Le pokémon le fit s'arrêter devant un carton détrempé par la neige. Dedans, cinq petits corps, roulés en boule les uns contre les autres, pour se protéger du froid, grelottaient. Des filets de vapeur s'échappaient en continu de leurs museaux engourdis.
« Ce sont tes petits ? s'enquit l'enfant. Tu es une fille ? »
Le goupix acquiesça, puis poussa ses enfants du bout du museau pour les réveiller. L'un ne bougea pas. L'enfant ramassa le petit corps inerte, l'étendit sur le dos, dans la neige, et posa son doigt à l'emplacement présumé de son coeur. Il ne battait pas. Comme à la télé, il effectua de petites pressions sur son torse.
« Vis ! Vis ! »
Mais le bébé resta insensible aux supplications de l'enfant. Le froid lui avait ôté la vie. Il n'était plus qu'une vulgaire poupée, qui n'allait pas tarder à se raidir. Les autres petits, eux, se blottissaient contre le corps de leur mère, espérant y trouver un peu plus de chaleur. Mais ils avaient beau être des pokémons de type feu, le froid les tenaillait, et menaçait de leur faire subir le même sort qu'à leur frère.

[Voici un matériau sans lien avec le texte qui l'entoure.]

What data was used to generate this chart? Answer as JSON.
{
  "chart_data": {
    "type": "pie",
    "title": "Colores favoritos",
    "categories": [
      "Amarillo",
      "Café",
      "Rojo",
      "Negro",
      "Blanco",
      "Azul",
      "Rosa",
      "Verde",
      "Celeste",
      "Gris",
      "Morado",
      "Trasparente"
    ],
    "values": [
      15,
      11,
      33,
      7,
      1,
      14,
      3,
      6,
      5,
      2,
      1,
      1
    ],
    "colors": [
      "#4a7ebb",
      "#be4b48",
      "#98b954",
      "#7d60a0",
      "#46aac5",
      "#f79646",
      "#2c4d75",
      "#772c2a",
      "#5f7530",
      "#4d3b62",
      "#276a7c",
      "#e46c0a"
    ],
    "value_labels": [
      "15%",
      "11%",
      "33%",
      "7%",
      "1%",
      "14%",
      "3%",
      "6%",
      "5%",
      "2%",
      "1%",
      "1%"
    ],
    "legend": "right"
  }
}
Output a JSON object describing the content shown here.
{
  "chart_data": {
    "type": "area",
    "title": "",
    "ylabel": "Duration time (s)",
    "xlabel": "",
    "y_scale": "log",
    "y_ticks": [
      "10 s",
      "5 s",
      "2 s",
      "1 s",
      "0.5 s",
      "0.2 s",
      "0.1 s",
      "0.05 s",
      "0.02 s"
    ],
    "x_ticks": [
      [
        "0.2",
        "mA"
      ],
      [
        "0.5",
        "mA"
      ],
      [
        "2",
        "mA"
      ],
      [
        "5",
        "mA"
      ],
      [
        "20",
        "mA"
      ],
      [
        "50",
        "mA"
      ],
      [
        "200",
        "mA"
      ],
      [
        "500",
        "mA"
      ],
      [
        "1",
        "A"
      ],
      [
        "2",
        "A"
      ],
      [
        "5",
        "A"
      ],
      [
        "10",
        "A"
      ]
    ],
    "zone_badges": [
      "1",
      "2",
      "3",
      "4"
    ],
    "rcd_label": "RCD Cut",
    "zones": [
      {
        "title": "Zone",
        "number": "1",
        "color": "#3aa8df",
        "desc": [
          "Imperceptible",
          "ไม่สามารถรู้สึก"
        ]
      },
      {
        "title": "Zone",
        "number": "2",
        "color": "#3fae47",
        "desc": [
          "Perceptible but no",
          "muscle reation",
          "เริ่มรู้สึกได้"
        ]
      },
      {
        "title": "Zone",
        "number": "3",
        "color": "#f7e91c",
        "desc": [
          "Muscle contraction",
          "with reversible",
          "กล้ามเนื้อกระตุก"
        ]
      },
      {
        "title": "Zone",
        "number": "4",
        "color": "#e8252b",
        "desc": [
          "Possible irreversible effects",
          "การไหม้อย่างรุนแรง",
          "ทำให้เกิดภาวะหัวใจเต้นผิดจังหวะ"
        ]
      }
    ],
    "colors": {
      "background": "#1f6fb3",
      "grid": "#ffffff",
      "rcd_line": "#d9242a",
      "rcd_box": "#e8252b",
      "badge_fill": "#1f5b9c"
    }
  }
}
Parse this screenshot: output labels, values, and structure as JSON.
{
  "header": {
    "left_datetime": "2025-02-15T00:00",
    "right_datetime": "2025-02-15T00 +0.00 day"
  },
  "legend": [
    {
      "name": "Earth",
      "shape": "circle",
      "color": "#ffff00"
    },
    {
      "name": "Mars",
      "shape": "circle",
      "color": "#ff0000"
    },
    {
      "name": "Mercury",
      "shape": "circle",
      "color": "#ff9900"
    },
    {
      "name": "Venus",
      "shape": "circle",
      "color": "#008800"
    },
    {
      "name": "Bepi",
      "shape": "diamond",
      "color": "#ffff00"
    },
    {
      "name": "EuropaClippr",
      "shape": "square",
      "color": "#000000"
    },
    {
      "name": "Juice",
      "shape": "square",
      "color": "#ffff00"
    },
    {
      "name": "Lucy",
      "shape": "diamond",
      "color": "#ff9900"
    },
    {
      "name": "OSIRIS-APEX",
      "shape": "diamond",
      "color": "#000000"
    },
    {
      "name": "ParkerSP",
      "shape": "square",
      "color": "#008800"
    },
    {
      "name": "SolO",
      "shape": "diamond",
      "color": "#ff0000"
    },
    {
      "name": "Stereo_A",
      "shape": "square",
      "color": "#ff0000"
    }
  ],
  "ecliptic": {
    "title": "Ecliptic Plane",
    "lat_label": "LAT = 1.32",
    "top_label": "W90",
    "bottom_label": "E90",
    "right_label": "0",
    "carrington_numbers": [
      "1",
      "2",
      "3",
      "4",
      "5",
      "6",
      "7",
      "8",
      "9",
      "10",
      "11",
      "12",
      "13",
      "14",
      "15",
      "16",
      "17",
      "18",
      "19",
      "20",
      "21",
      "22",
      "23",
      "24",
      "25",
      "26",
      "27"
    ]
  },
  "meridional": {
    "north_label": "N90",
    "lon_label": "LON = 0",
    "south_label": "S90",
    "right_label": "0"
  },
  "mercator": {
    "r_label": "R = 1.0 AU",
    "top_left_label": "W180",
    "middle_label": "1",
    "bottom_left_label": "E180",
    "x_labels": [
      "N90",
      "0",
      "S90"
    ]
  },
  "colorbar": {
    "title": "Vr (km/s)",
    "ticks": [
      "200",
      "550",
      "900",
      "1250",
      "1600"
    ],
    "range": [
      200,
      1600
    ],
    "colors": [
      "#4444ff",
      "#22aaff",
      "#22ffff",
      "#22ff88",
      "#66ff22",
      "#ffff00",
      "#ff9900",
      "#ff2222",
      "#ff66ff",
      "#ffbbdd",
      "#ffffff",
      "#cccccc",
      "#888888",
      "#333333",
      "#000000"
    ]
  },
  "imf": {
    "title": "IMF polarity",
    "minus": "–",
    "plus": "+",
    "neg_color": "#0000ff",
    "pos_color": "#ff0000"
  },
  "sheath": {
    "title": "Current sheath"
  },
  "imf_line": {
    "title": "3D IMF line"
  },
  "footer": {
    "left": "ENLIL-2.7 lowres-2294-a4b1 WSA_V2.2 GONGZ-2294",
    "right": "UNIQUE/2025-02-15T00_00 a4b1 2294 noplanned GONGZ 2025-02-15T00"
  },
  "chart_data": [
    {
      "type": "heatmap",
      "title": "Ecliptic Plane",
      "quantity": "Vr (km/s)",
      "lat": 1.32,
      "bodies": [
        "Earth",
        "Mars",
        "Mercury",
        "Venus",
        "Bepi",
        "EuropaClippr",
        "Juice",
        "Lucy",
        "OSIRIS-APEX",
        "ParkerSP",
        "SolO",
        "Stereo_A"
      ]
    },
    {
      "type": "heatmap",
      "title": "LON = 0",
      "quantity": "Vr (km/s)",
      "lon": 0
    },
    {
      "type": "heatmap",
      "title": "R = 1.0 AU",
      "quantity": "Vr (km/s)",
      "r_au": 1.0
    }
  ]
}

« Qu'est-ce que tu veux de moi ? » gémit l'enfant, les yeux embués de larmes.
Pour toute réponse, la goupix mordit son écharpe et la tira à elle. Le garçon comprit. Il ôta son écharpe, ses moufles, et même son bonnet péruvien. Les bébés étaient si petits qu'ils tenaient dans les moufles. L'enfant en déposa un dans chaque moufle. Il enroula le bonnet péruvien autour des deux autres. Enfin, il emmitoufla la mère dans son écharpe.
L'enfant rentra chez lui, les doigts et les oreilles engourdis par le froid, le cou à découvert. Ses parents lui en voudraient sûrement. Mais il n'en avait que faire : il avait sauvé des vies cette nuit, et c'était tout ce qui comptait.